A Rússia entrou então em força na guerra síria. A questão talvez mais importante da política internacional nestes últimos anos sofrerá transformações profundas. O equilíbrio de forças no Oriente Médio e no mundo está sendo refeito.
Mas entre nós a notícia não é essa. A notícia é a reação dos Estados Unidos à entrada da Rússia, o que os Estados Unidos disseram que pensam sobre o assunto. A notícia é que os Estados Unidos não gostaram, que eles acham que os ataques russos fortalecerão o Estado Islâmico, que causarão a fúria dos sunitas moderados… O mesmo pensam, ou dizem que pensam, o Reino Unido, a França, a Otan…
É isso que nos contam os correspondentes desde Nova Iorque, Londres, Paris. É o que nos contam os artigos que alguém escreveu nos think-tanks e universidades dessas mesmas cidades. É o que declaram os porta-vozes desses mesmos governos.
O que pensam os russos e o que se diz em Moscou, ninguém sabe, não é notícia. O que se pensa em Damasco, em Teerã, em Pequim, não há correspondentes que nos digam. Não há quem traduza ou transmita o que dizem os porta-vozes desses outros governos. Não há um outro ângulo de onde olhar o mundo e seus acontecimentos.

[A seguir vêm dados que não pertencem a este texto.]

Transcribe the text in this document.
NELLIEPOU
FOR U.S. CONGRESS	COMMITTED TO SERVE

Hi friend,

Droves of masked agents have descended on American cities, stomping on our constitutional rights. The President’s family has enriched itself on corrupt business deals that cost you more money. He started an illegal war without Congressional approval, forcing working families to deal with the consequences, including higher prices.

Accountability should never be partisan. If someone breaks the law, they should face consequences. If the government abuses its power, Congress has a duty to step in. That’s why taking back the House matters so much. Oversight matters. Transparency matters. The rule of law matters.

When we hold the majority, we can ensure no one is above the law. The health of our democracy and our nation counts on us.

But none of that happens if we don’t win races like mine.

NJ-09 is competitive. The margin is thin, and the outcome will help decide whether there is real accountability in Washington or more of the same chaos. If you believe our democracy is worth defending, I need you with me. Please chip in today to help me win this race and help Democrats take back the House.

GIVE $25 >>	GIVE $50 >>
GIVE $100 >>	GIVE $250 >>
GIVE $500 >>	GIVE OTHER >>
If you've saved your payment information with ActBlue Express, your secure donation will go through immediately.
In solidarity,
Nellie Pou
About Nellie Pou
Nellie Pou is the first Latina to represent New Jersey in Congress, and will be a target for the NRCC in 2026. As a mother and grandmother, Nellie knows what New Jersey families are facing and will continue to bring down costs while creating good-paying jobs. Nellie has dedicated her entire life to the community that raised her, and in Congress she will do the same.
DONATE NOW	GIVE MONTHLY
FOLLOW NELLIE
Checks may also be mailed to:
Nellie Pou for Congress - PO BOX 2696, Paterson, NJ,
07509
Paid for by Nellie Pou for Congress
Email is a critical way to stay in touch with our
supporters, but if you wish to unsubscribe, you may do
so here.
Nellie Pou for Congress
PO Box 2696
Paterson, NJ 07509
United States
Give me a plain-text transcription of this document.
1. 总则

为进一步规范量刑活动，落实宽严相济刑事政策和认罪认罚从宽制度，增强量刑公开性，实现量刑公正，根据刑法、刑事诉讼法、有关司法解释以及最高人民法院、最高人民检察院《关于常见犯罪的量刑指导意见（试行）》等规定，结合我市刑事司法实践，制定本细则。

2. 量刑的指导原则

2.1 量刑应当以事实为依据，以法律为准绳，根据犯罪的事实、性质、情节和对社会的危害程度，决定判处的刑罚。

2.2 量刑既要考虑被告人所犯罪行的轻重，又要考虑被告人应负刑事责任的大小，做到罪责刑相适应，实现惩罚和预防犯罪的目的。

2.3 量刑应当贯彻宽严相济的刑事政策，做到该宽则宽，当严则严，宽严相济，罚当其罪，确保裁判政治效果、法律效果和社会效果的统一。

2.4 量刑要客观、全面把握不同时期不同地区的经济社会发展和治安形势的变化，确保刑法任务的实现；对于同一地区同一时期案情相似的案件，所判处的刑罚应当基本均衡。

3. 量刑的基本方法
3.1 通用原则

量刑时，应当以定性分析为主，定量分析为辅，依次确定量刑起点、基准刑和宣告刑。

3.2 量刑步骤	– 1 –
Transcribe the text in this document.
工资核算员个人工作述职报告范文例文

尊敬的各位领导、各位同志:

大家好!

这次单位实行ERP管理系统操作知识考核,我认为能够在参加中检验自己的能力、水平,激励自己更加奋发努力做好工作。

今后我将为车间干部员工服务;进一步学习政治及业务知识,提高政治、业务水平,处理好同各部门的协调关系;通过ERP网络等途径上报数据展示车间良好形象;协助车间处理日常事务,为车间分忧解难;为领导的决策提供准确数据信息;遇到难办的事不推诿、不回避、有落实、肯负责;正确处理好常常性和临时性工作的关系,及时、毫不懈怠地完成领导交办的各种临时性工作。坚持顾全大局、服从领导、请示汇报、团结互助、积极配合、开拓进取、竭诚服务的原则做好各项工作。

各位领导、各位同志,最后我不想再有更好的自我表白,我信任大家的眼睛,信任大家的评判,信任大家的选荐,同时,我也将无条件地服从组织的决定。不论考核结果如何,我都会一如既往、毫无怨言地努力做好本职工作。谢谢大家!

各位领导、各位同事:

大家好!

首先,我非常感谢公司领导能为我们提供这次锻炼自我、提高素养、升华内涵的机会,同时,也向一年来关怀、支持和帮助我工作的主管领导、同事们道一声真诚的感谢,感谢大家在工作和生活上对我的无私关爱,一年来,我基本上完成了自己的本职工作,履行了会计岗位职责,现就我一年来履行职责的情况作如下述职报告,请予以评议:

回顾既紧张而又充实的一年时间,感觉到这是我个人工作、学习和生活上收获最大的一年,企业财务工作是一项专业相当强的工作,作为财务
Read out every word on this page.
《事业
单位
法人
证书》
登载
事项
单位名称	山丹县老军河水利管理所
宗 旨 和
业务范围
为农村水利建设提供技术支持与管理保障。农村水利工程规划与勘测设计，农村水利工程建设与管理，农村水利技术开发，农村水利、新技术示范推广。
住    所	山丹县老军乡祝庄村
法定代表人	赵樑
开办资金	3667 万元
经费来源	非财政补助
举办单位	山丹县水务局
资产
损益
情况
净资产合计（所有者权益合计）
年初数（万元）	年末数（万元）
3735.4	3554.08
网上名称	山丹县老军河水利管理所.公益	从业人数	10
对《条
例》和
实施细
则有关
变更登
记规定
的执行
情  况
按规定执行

É um pouco como o lado oculto da lua. Mal nos lembramos que está lá porque o sol que ilumina tudo que vemos, ou, se quisermos, o dono da lanterna, só aponta para onde quer.
O que é verdade para a Síria talvez o seja ainda mais para a Palestina.
“Netanyahu teve que cancelar a sua viagem à Alemanha por causa da violência dos últimos dias”. Foi mais ou menos assim que a apresentadora de um grande canal de informação abriu a notícia. Seguiu contando da mulher palestina que atacou um homem israelense com uma faca e contando que o homem estava armado e atirou nela. E mais, que um outro palestino atacou a facadas soldados israelenses e foi morto por eles. E, finalmente, que antes disso alguns palestinos haviam morrido.
A estrutura desse discurso revela muito daquela visão unilateral em que foram treinados espíritos pouco dispostos para a crítica ou mesmo para a curiosidade.
A secretária pessoal de Netanyahu talvez tenha como primeira preocupação o adiamento da viagem. Que a Palestina talvez esteja à beira da terceira intifada é o que deveria ocupar o jornalista. Mas o que fazer se as agências internacionais cujo conteúdo se reproduz não disseram nada sobre isso?
Essa história veio contada assim: alguns palestinos enlouquecidos, ou, sendo naturalmente violentos, resolveram atacar israelenses indefesos que apenas por acaso estavam armados ou soldados que tranquilamente vigiavam uma terra em que até ali reinava a paz.
Nenhum contexto, nada sobre a ocupação, nada sobre os assentamentos, nada sobre as expulsões dos palestinos de suas casas e sobre a destruição das casas dos palestinos, nada sobre a exclusão dos palestinos da cidade antiga de Jerusalém, nada sobre o novo regime para a entrada na esplanada das mesquitas.
E mais, nada sobre a humilhação cotidiana, nada sobre a ausência de futuro, nada sobre o desespero.
Já aqueles outros palestinos que, in extremis nos é dito, morreram, bem, simplesmente morreram. Como foi, não se sabe, não parece interessar. Foram mortos? A tiros? A facadas? Morreram. Não há mais que interesse à notícia.
Já em outro lugar alguém descreveu assim o que acontece nestes últimos dias: “está aberta a temporada de caça, qualquer soldado, qualquer colono, sabe que pode matar impunemente qualquer palestino”.
Mas isso foi dito lá, em algum lugar do lado oculto. Não temos como ouvir daqui.
*Salem Nasser é professor de Direito Internacional da FGV Direito SP.